Having just returned from a tournament in Las Vegas, where Muirhead piped them on to the ice in front of thousands before they beat all of their most likely challengers in Sochi, she believes they are well set. The dramatic finale to their world championship victory in Riga last year, when they defeated Sweden 6-5 with Muirhead sealing the dramatic last-stone victory, had echoes of Howie's Salt Lake City triumph.
If there is a repeat in Sochi, Muirhead is convinced she will not be fazed. At its most competitive, curling is as much an exercise in handling mental pressure as anything else. "I love playing under pressure. That is the part of the game I love doing well at. So many people have asked what were you thinking before that stone – I have no real idea, it was just like another shot to me. I guess that is why we practise four hours every day – for that one key shot," she says.
Ask Howie to recall once more her gold medal-winning "stone of destiny" in Salt Lake City and you get a remarkably similar answer. "I don't remember the crowd or what people were shouting. I don't remember any of that because I was really focused," she says. She remained unaware of the huge story she had become until their return to Scotland, whereupon she opened a mountain of mail. "One woman jumped out of bed and landed on the cat and killed it. Stories like that. You read it thinking: 'Oh wow.' I had loads of them," says Howie.
For all the pre-Sochi hoopla, Muirhead, who turned her back on a potential career as a professional golfer to dedicate herself to curling, was at a low ebb in 2012 when the sport had its funding cut by 50% after "only" claiming silver at that year's European Championship.

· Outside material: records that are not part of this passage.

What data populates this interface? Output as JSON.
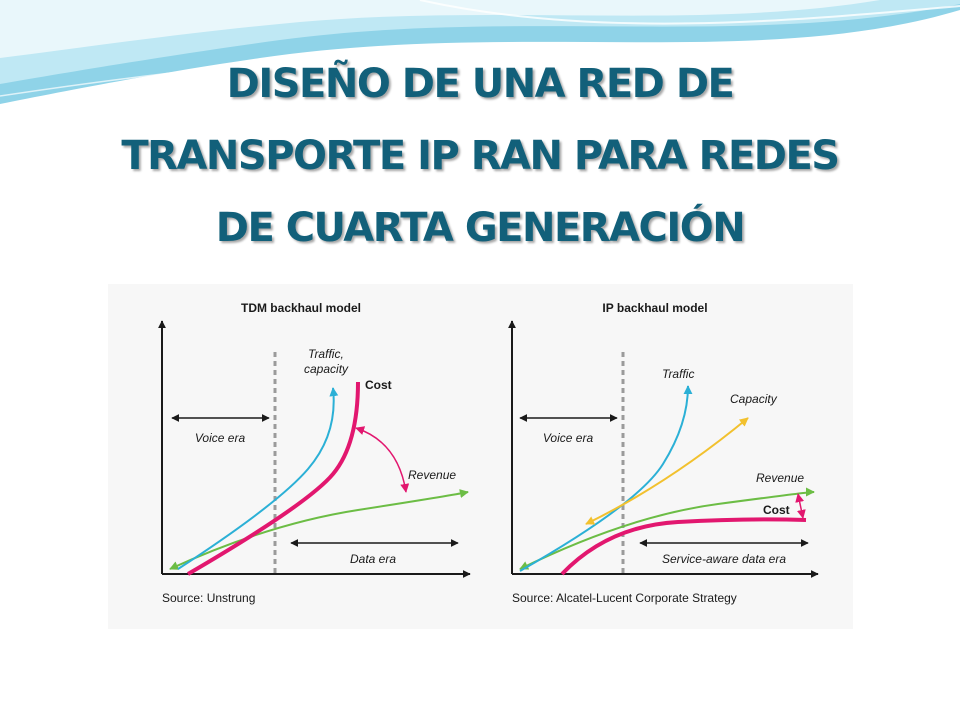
{
  "slide": {
    "title_lines": [
      "DISEÑO DE UNA RED DE",
      "TRANSPORTE IP RAN PARA REDES",
      "DE CUARTA GENERACIÓN"
    ],
    "title_color": "#12607a",
    "header_colors": [
      "#8fd3e8",
      "#c7ecf6",
      "#e9f7fb"
    ]
  },
  "figure": {
    "colors": {
      "traffic": "#2bb0d6",
      "cost": "#e2176f",
      "revenue": "#6cbd45",
      "capacity": "#f2c12e",
      "axis": "#1a1a1a",
      "divider": "#9b9b9b"
    },
    "left_panel": {
      "title": "TDM backhaul model",
      "voice_era": "Voice era",
      "data_era": "Data era",
      "traffic_label": [
        "Traffic,",
        "capacity"
      ],
      "cost_label": "Cost",
      "revenue_label": "Revenue",
      "source": "Source: Unstrung"
    },
    "right_panel": {
      "title": "IP backhaul model",
      "voice_era": "Voice era",
      "data_era": "Service-aware data era",
      "traffic_label": "Traffic",
      "capacity_label": "Capacity",
      "revenue_label": "Revenue",
      "cost_label": "Cost",
      "source": "Source: Alcatel-Lucent Corporate Strategy"
    }
  }
}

It was watching Jessica Ennis compete in London and seeing the "face of the Games" deal with pressure with such aplomb that redoubled her resolve to carry on with the early starts and gruelling gym sessions that curling now requires. "It was the bit of a boost I needed. When I went there and watched all these athletes and saw the amount of work they put in it really did open my eyes. So I went back and I really busted a gut – after seeing that, you want to do what these guys are doing," she says.
"You want to win medals. The Olympic medal is the one medal I am missing right now. London was definitely a huge inspiration for me and to watch Jessica in that stadium – the pressure she was under was unbelievable."
In Scotland, where they have had little to shout about in international football for some time, the comparison is not too far wide of the mark. When Muirhead's team won the World Championship, she featured on the front page of eight out of 10 national newspapers. Expect Alex Salmond to take an interest should they make the podium in Sochi.
A "gutted" Muirhead collapsed in tears when her team fell short in Vancouver four years ago but believes she is much better equipped to deal with the demands of the Games this time. "You train hard for a lot of years leading up to that and when your dreams are crushed in the Olympic Games it is tough. But you know what? It is a lesson learned. I learned a lot. I went back and thought about a lot. I changed a lot," she says. "We know how to win major tournaments. We're looking forward to it."